Prof. Dr. Katalin Ferber
Waseda University, Tokyo, Japan

 

"Flying Geese In A Cage"

 

6. Januar 2011

 

This presentation explores a relatively untouched and surprisingly hidden micro-history between Japan and Hungary, especially in the financial realm. It will show that for Japan’s international economic and financial policy, during the time of transition, Hungary was an ideal „mediator” between the former socialist bloc (including the USSR) and Japan. It also was the pinnacle for a larger market strategy in Japanese economic diplomacy for East-Central Europe. The paper will address the role of Japanese trading houses (sōgō shōsha) as organizers of foreign trade in East-Central Europe during socialist rule, and it will place special emphasis on the personal role of Okita Saburō (1914-1993) who, as an advisor, supported the idea of „exporting” the Japanese developmental model to East-Central Europe. The study of Japan's economic diplomacy towards Hungary in the 1990s illustrates that the interactions between the leading technological power Japan and the almost invisibly small Hungarian economy can be interpreted as a symbol for the broader international process of economic and fiscal globalization.

 

Zur Person

Katalin Ferber was born in Budapest.
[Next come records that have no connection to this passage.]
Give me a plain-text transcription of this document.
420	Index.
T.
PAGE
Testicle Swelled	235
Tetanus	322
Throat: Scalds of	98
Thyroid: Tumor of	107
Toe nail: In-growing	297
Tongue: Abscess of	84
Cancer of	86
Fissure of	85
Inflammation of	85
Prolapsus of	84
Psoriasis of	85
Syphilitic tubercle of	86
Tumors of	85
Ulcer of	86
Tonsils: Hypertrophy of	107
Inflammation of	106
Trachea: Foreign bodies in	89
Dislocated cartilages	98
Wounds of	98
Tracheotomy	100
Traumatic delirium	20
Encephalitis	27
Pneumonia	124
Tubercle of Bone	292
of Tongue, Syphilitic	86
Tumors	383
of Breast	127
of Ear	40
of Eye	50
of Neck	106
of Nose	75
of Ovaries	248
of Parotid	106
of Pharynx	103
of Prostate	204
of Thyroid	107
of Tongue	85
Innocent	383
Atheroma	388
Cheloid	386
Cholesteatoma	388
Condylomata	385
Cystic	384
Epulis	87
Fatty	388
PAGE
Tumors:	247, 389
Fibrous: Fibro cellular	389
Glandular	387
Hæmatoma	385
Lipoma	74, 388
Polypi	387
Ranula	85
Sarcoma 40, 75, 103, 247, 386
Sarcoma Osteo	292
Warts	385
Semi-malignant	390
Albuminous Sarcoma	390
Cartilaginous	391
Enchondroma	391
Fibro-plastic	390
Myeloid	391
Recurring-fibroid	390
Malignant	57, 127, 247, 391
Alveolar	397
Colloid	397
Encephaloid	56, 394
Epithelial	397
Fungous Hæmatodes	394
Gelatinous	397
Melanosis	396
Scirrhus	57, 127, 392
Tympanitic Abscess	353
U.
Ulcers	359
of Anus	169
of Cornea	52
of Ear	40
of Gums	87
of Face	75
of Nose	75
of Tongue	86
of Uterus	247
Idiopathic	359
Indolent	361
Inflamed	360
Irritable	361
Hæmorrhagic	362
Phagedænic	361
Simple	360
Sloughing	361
She graduated from Karl Marx University (now Corvinus University of Economics) and worked as an economic historian in the Historical Institute of the National Academy. After receiving her doctoral degree in 1988, she taught as a visiting professor in Canada and, since 1993, has been working in Japan as a comparative economic and financial historian. The author of six books, many academic papers and book chapters and more than two hundred articles in daily newspapers, she is currently an Associate Professor at Waseda University and, until March 2011, a Visiting Professor of Japanese Studies at FU Berlin. Her presentation will be based on a chapter of her recent book on the role of Japanese finance in East and Central Europe in the 1980s.